The Heart at War by Catherine Banner

The Heart at War by Catherine Banner

Author:Catherine Banner [Banner, Catherine]
Language: eng
Format: epub
ISBN: 978-0-307-37610-7
Publisher: Doubleday Canada
Published: 2015-05-26T00:00:00+00:00


One evening in April, Sebastian handed me back my papers. “I’ve done it,” he said. “I’ve translated it.”

I seized the papers and turned them over. Sure enough, he had written words in neat pencil underneath every coded number. My very dear nephew …, the letter began.

“How did you do it?” I said, seizing Sebastian by the shoulder. “You must be some kind of prodigy.”

He flushed with pleasure. “No, no, it was easy. This doesn’t require mathematics, because it isn’t a proper code. It’s a book cipher, Isak. The only reason I know about them at all is because I’ve read a little about cryptography. It’s a famous old method they used in the last war.”

“A book cipher.” I had never heard of it. “What’s that?”

“Well, you see, each of these numbers really tells you a page number, a line number, and the number of words along that line. You need the right book—the same copy and of course the same edition as the code-maker—to work it out. So for example, here, the first set of numbers is 11143. So you go to page eleven of this poetry book, line fourteen, word three. And you end up with …”

I turned the pages and frowned. “Many,” I said. “Not my.”

“This was the complicated part,” said Sebastian. “Because the code also incorporates a simple shifting pattern. The date on the top of the letter, here, gives you the clue. If you go one word along, then one line down, then eight words along, then eight words down, you get the real word, which is—”

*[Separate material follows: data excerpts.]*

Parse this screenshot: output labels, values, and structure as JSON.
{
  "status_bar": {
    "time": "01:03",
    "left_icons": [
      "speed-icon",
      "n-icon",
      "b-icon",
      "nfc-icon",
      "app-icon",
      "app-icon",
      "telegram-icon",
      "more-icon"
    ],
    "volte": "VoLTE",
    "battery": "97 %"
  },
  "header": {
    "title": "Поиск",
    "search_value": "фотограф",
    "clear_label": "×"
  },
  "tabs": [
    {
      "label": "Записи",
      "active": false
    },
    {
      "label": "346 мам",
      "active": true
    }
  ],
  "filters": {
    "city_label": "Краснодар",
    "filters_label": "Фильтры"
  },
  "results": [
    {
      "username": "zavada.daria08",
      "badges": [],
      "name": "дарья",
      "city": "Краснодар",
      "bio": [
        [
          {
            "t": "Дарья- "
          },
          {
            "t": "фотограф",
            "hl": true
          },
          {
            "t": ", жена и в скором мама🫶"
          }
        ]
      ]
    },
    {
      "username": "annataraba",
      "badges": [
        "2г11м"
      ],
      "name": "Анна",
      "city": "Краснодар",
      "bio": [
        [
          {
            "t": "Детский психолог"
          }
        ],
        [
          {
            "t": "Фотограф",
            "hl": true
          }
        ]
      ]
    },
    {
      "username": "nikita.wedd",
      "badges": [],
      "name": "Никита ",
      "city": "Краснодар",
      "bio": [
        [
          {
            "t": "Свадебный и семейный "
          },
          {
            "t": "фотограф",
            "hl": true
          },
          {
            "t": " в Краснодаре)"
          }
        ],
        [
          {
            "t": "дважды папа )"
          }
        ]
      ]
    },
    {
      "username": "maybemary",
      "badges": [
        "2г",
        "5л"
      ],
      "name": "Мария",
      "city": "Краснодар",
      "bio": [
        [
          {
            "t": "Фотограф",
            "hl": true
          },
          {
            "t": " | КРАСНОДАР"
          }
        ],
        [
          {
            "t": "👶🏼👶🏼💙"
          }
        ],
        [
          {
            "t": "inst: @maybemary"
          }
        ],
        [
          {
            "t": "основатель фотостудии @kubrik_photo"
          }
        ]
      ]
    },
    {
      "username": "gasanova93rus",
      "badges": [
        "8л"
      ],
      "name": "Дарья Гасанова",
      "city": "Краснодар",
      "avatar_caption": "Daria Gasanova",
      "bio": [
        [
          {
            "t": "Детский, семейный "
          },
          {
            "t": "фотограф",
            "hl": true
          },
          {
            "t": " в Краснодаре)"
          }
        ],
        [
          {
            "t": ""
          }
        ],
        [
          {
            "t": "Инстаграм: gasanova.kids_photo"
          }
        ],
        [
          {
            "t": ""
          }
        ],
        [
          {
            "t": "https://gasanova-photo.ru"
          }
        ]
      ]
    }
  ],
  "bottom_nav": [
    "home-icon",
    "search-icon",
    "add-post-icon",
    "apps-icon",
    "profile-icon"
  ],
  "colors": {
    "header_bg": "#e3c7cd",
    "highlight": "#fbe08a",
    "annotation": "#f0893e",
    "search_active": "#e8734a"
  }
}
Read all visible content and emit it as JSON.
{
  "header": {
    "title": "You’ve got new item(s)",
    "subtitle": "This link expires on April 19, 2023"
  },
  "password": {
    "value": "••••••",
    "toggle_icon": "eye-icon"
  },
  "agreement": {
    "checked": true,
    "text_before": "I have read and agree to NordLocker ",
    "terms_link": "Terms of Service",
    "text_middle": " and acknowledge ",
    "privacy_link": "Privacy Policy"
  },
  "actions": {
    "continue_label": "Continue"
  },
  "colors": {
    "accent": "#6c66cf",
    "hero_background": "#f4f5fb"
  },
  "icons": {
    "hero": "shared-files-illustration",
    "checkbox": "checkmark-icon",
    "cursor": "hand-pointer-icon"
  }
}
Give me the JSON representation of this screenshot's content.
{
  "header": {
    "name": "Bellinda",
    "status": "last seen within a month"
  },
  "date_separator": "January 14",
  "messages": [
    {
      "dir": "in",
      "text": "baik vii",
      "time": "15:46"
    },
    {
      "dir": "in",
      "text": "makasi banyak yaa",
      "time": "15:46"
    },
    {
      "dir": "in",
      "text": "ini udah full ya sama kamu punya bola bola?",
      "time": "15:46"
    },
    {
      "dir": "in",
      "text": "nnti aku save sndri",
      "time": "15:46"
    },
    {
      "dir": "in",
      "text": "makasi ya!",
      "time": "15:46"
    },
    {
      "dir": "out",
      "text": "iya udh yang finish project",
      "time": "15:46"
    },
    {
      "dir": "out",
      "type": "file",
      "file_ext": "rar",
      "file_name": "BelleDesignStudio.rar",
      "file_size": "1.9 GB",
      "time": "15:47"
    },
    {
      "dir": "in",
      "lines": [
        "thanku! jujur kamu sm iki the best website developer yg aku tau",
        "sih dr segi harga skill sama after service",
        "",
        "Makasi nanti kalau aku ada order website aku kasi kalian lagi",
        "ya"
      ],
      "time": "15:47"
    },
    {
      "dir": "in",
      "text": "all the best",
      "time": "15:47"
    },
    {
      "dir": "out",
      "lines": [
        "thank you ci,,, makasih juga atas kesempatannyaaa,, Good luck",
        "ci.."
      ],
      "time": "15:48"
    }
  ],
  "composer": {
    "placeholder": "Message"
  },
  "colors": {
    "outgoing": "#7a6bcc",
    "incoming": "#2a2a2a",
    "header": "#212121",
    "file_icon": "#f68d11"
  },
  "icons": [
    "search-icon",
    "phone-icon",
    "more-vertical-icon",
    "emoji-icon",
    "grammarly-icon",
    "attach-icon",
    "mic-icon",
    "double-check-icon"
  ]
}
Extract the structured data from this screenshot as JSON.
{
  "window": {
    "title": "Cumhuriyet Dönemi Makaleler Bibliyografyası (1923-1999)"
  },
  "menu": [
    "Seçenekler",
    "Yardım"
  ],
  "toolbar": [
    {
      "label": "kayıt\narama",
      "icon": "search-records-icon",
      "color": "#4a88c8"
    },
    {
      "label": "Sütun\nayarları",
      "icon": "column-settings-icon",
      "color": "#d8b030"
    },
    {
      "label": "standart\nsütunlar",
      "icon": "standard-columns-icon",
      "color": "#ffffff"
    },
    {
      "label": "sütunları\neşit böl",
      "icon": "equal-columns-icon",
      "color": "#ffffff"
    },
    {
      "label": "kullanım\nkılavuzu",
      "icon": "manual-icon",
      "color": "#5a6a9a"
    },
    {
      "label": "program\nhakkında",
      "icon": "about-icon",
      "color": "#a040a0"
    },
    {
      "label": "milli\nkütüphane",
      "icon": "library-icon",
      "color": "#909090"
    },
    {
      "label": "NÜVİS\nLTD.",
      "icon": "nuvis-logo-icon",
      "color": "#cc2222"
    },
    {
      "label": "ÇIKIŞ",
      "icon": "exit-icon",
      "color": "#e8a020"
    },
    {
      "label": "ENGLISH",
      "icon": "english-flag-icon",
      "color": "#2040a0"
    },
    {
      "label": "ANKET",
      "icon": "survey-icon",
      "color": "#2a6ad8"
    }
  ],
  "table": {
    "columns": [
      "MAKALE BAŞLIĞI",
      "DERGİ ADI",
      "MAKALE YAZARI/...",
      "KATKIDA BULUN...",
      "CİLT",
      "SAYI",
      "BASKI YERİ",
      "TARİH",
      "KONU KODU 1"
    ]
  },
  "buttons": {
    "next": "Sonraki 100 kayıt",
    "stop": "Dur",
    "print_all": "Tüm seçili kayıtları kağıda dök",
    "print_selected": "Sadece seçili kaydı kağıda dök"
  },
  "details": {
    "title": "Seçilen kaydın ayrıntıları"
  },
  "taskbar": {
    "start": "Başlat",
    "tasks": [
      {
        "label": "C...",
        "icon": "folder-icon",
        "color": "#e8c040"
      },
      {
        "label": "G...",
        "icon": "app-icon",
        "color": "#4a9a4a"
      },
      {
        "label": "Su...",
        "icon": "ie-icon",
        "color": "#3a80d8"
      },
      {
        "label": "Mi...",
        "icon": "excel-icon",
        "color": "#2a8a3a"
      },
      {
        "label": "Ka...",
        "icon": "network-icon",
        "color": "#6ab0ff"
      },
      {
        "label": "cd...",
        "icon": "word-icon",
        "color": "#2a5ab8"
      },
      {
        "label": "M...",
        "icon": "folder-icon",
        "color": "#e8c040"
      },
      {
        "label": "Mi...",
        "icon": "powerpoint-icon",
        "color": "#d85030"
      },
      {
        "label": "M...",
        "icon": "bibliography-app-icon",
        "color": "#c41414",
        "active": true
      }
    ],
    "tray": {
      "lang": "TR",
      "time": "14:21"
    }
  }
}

“My,” I said. “You’re right.” I repeated the pattern for the next number, and the next, kneeling in the dust before our hut with the papers spread in front of me. Very and dear.

“I can see why he chose Diamonn,” said Sebastian. “He’s the poet with the greatest vocabulary in our language.”

I knew that fact too; my grandfather had told me so once. “How did you work all this out?” I asked him.

“Trial and error. A lot of error. But there’s something unfortunate—he hasn’t done this right. He should have told you separately which book to use, not sent it in the envelope with the document. Anyone can decode it if they do the same thinking work that I have.”

“The Imperialists have copies of these papers. Will they have managed?”

“I don’t know. It might take them a while to work out the part about the date. It took me some time. I only realised because it was so strange, the way he put the date in numbers like that, with no dashes, nothing. Like a code of its own.”

“Thank you, Sebastian,” I said, running my hands over the pages. “Really, thank you.”

As soon as I could, I got away from the others, ran with the papers to the old steel container, and knelt down behind it in the shadow, where I could not be seen from the farm. Only then did I begin to read.